While this is not wrong, it is also not enough. I say this because most pitch decks don’t work. A compelling pitch deck is simply an expression of a well-constructed model. With Venture Design, we now have tools that directly address the underlying components of your model. If you do this foundational set of homework, crafting a pitch deck will be a natural expression of what you already know, not a creative writing exercise.

In my role as a Founder Performance Coach, I provide a purpose-built framework and tool set that increases founder competency and empowers them to translate what’s in their head into real-world action.

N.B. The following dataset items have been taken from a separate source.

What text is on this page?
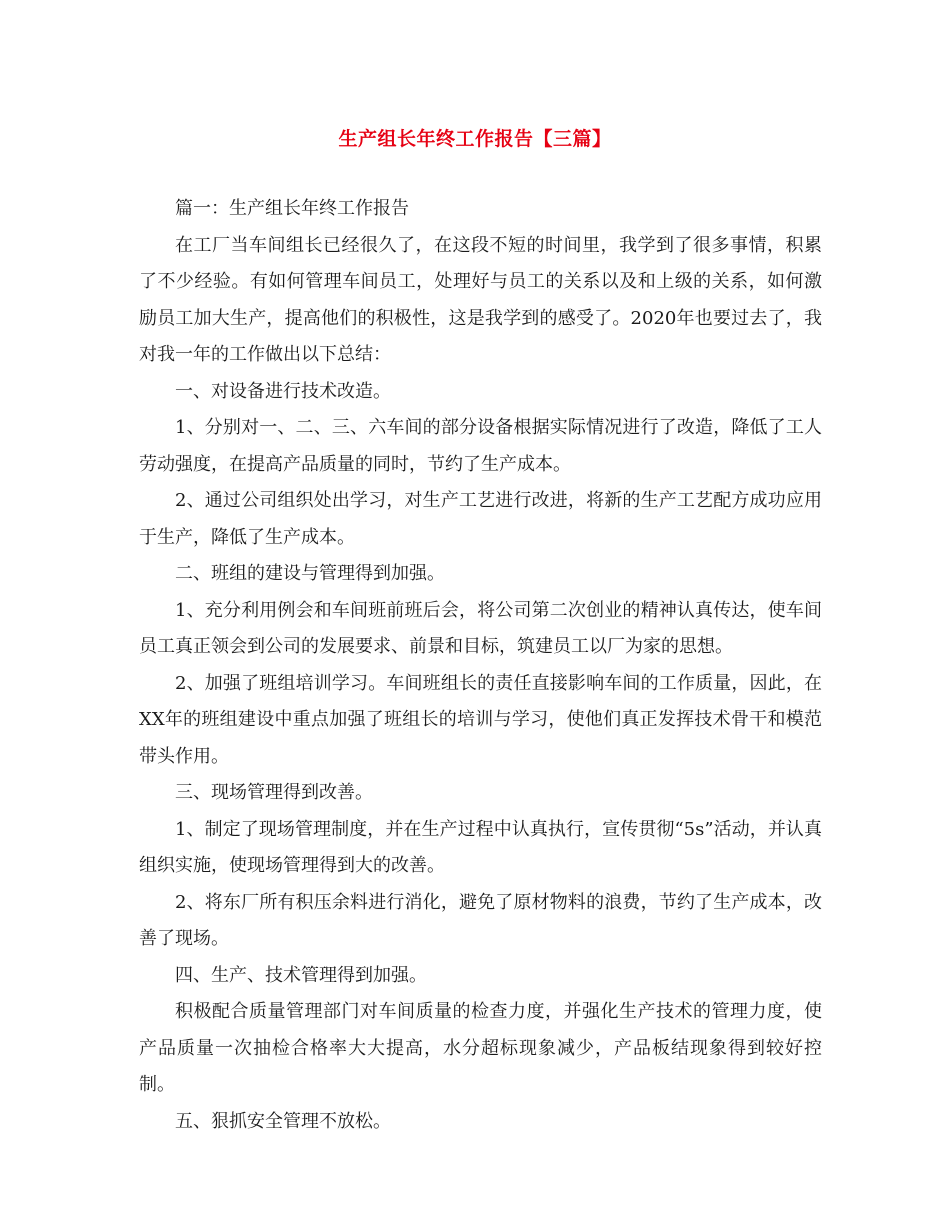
生产组长年终工作报告【三篇】

篇一：生产组长年终工作报告

在工厂当车间组长已经很久了，在这段不短的时间里，我学到了很多事情，积累了不少经验。有如何管理车间员工，处理好与员工的关系以及和上级的关系，如何激励员工加大生产，提高他们的积极性，这是我学到的感受了。2020年也要过去了，我对我一年的工作做出以下总结：

一、对设备进行技术改造。

1、分别对一、二、三、六车间的部分设备根据实际情况进行了改造，降低了工人劳动强度，在提高产品质量的同时，节约了生产成本。

2、通过公司组织处出学习，对生产工艺进行改进，将新的生产工艺配方成功应用于生产，降低了生产成本。

二、班组的建设与管理得到加强。

1、充分利用例会和车间班前班后会，将公司第二次创业的精神认真传达，使车间员工真正领会到公司的发展要求、前景和目标，筑建员工以厂为家的思想。

2、加强了班组培训学习。车间班组长的责任直接影响车间的工作质量，因此，在XX年的班组建设中重点加强了班组长的培训与学习，使他们真正发挥技术骨干和模范带头作用。

三、现场管理得到改善。

1、制定了现场管理制度，并在生产过程中认真执行，宣传贯彻“5s”活动，并认真组织实施，使现场管理得到大的改善。

2、将东厂所有积压余料进行消化，避免了原材物料的浪费，节约了生产成本，改善了现场。

四、生产、技术管理得到加强。

积极配合质量管理部门对车间质量的检查力度，并强化生产技术的管理力度，使产品质量一次抽检合格率大大提高，水分超标现象减少，产品板结现象得到较好控制。

五、狠抓安全管理不放松。
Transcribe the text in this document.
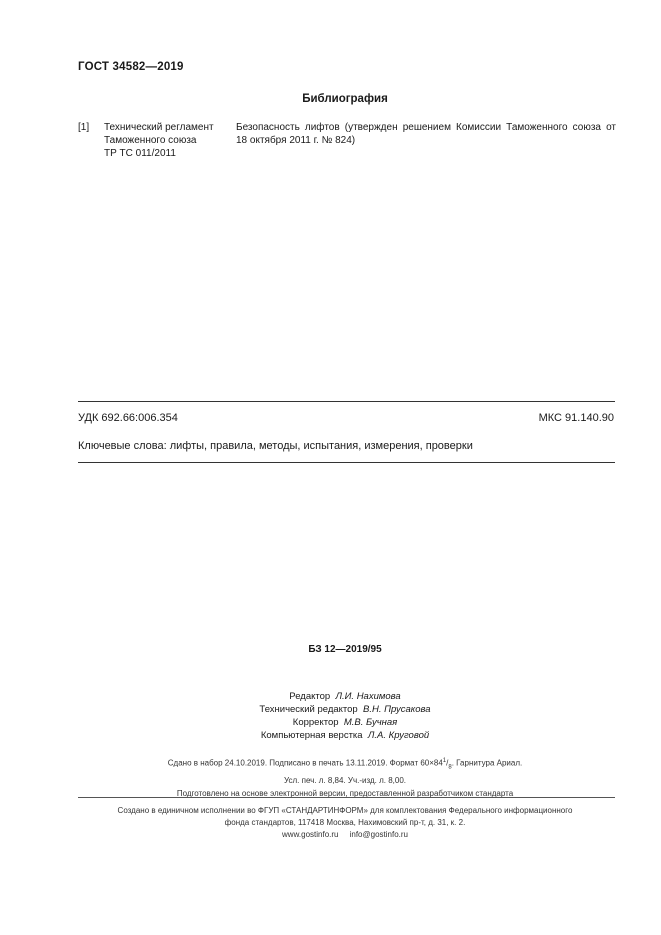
ГОСТ 34582—2019
Библиография
[1] Технический регламент
Таможенного союза
ТР ТС 011/2011
Безопасность лифтов (утвержден решением Комиссии Таможенного союза от
18 октября 2011 г. № 824)
УДК 692.66:006.354	МКС 91.140.90
Ключевые слова: лифты, правила, методы, испытания, измерения, проверки
БЗ 12—2019/95
Редактор Л.И. Нахимова
Технический редактор В.Н. Прусакова
Корректор М.В. Бучная
Компьютерная верстка Л.А. Круговой
Сдано в набор 24.10.2019. Подписано в печать 13.11.2019. Формат $60\times 84^1/_8$. Гарнитура Ариал.
Усл. печ. л. 8,84. Уч.-изд. л. 8,00.
Подготовлено на основе электронной версии, предоставленной разработчиком стандарта
Создано в единичном исполнении во ФГУП «СТАНДАРТИНФОРМ» для комплектования Федерального информационного
фонда стандартов, 117418 Москва, Нахимовский пр-т, д. 31, к. 2.
www.gostinfo.ru info@gostinfo.ru
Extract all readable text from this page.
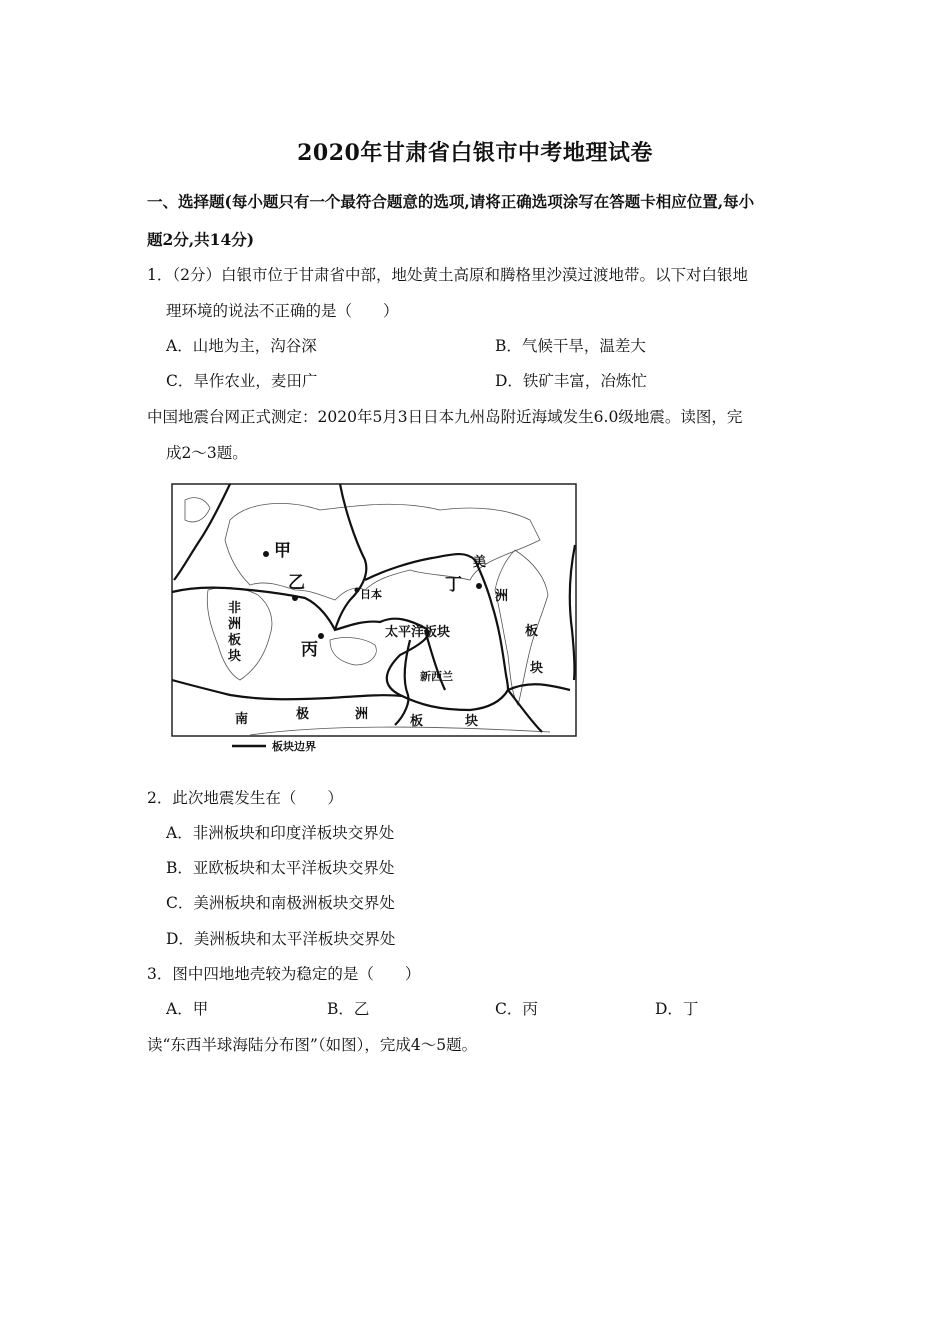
2020年甘肃省白银市中考地理试卷
一、选择题(每小题只有一个最符合题意的选项,请将正确选项涂写在答题卡相应位置,每小
题2分,共14分)
1．（2分）白银市位于甘肃省中部，地处黄土高原和腾格里沙漠过渡地带。以下对白银地
理环境的说法不正确的是（　　）
A．山地为主，沟谷深	B．气候干旱，温差大
C．旱作农业，麦田广	D．铁矿丰富，冶炼忙
中国地震台网正式测定：2020年5月3日日本九州岛附近海域发生6.0级地震。读图，完
成2～3题。
甲
乙
丙
丁
日本
太平洋板块
新西兰
非
洲
板
块
美
洲
板
块
南	极	洲	板	块
板块边界
2．此次地震发生在（　　）
A．非洲板块和印度洋板块交界处
B．亚欧板块和太平洋板块交界处
C．美洲板块和南极洲板块交界处
D．美洲板块和太平洋板块交界处
3．图中四地地壳较为稳定的是（　　）
A．甲	B．乙	C．丙	D．丁
读“东西半球海陆分布图”（如图），完成4～5题。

Using Venture Design, founders can organize all of their various assumptions and opportunities into a cohesive Venture Design Model.

My Venture Design Model framework is underpinned by 4 core components, each of which has its own related set of tools.

Customer Model:

This describes your early adopter customer segment and who your customer is as human. It describes how they experience the problem they have that your solution hopes to address.

Market Model:

This describes how your solution fits into the landscape of existing alternatives and what chance your product has in the category you hope to compete in.

Business Model:

This describes the underlying logic of how your company will operate, how you will create value for your customers in a repeatable and scalable way, and how you will capture value in the process.

Financial Model:

This describes how your venture will create value for yourself and investors. This is far more than a set of spreadsheets. It is a synthesis of the other 3 models and answers the question “Is this worth it?”

Venture Design offers founders a way to structure their thoughts. It gives founders a context for decision-making and lets them more effectively prioritize actions that will actually create progress today. In particular, it empowers founders to identify which of their core assumptions pose the greatest risk and focus their efforts on grounding those assumptions in reality.

I have seen founders gain 3 primary benefits from undertaking a rigorous Venture Design approach.

1. Clarity

Venture Design gets everything out in the open and inside of a structured framework that allows founders to choose between options that have been unclear or hidden.

2. Competence

When founders learn to use Venture Design tools, they are able to ask the right questions, reduce risk in their core assumptions, and operate with higher precision.

3. Confidence

The choice to become a founder can be a daunting one. Venture Design allows you to step into the role with clear direction, purpose, and next steps.